Despite these attempts at oppression, speech had definitely been liberated, as demonstrated by a new wave of writers who were more concerned with social issues. On the women's side, Lolonyo M'Baye published under the pseudonym Ami Gad Étrange héritage in 1985. Ten years later, Jeannette Ahonsou was awarded the France-Togo prize for Une longue histoire

. Twenty years later, Christiane Ekué founded the publishing house Graines de pensées. The Beninese Jean-Jacques Dabla, who lived in Togo before leaving to teach in France, signed the name Towaly for the short stories he published in which his vision of the world, sometimes disenchanted, was universal. But it is three writers - all three born between 1960 and 1966, and all three recipients of the great literary prize of Black Africa - who definitively gave Togolese literature its letters of nobility: Sami Tchak, Kossi Efoui and Kangni Alem. A doctoral student in sociology and a graduate of the Sorbonne, Sami Tchak sharpened his pen with essays inspired by his travels(La Prostitution à Cuba, L'Harmattan, 1999) before making some people cringe with a first novel that would be judged at best unclassifiable, at worst disturbing, unless it was the other way around. In Place des Fêtes (Gallimard, 2001), an incisive diatribe, an anonymous narrator, whose only information is that he is black and born in France of African parents, gives his vision of things on everything he dislikes. If everyone takes for his rank and if the whole is punctuated by some rudeness, the career of Sami Tchak was well launched and will continue including the prestigious Mercure de France(Le Paradis des puots in 2006, Filles de Mexico in 2008, Al Capone le Malien in 2011). Provocative, Kossi Efoui was also certainly, his political protest having cost him exile to France.
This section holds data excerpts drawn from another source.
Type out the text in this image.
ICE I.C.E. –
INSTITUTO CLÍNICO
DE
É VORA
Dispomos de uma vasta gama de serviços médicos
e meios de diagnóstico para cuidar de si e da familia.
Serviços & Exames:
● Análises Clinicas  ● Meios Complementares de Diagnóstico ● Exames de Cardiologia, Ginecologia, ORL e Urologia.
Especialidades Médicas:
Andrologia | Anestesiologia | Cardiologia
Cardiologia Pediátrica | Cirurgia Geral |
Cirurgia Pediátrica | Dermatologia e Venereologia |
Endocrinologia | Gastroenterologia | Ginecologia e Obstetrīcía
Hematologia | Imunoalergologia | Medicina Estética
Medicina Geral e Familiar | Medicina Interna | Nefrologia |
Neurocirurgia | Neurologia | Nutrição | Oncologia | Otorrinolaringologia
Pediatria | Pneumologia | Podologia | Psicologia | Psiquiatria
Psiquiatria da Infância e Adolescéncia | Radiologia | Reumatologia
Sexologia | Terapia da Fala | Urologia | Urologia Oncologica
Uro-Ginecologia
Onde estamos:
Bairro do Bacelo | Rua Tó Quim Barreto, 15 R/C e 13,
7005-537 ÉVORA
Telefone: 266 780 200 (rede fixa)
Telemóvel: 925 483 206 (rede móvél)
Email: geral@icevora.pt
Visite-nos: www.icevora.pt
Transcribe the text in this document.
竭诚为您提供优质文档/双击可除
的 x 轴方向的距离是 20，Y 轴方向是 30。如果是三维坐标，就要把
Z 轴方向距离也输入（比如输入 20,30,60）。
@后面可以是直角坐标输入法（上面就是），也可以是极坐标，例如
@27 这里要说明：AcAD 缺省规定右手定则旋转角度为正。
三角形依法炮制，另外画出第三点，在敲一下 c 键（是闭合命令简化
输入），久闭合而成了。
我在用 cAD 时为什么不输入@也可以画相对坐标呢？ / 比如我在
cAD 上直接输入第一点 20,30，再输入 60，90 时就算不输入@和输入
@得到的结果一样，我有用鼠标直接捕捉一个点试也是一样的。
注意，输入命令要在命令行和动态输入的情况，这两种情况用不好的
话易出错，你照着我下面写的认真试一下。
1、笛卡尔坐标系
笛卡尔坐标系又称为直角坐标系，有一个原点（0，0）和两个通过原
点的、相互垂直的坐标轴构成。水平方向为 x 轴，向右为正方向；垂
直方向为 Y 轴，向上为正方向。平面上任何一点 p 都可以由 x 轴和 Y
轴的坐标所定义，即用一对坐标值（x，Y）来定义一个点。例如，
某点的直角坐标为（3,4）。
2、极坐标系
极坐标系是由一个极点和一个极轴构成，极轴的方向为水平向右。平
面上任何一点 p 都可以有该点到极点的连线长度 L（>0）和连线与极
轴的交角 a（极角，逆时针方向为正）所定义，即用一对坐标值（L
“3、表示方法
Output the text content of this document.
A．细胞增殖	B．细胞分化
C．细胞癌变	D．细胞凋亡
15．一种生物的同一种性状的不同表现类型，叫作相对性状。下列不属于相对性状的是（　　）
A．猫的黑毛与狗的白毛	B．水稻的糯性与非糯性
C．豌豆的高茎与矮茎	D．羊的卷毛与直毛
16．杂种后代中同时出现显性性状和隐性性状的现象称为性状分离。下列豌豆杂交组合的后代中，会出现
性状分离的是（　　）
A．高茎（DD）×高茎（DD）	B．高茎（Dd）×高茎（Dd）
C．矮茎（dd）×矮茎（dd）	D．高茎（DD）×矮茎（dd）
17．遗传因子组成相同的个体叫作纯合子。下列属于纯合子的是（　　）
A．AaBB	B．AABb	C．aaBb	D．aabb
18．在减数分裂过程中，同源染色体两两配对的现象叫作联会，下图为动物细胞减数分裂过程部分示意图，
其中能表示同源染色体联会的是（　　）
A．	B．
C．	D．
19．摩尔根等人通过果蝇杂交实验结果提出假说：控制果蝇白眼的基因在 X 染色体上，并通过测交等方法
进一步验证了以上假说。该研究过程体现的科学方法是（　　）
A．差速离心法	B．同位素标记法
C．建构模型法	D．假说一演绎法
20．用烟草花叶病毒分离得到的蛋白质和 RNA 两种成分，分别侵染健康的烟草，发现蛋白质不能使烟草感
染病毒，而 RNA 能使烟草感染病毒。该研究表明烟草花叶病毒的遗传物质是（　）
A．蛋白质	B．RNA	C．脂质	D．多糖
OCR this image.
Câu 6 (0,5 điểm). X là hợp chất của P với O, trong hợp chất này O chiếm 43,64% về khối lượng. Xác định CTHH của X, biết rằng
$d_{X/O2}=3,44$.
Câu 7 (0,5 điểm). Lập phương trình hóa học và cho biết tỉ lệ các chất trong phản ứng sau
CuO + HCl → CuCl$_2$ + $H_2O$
Making his mark as a playwright, he became a rather demanding but truly fascinating novelist, as evidenced by his Cantique de l'acacia published by Seuil in 2017. Kangni Alem will also have started with the theater and marked the memories with his stagings of Bertolt Brecht or his own texts (including Chemins de croix which earned him the Tchicaya U'Tamsi prize in 1990). Since Cola cola jazz (Dapper editions, 2002), it is now for his short stories(Un rêve d'albatros, Gallimard, 2006) and for his novels(Esclaves, Lattès, 2009; Atterrissage, Graine de Pensées, 2016) that he is celebrated. To these voices is obviously added that of Théo Ananissoh, published by Gallimard, from Lisahohé in 2005 to Perdre le corps in 2021. The succession seems assured by a new generation born in the 1970s and 1980s, such as the playwright Gustave Akakpo (editions Lansman) or the novelist Edem Awumey(Port-Mélo in 2006 by Gallimard, Les Pieds sales in 2009 by Seuil, Explication de la nuit in 2014 by Du Boréal editions...).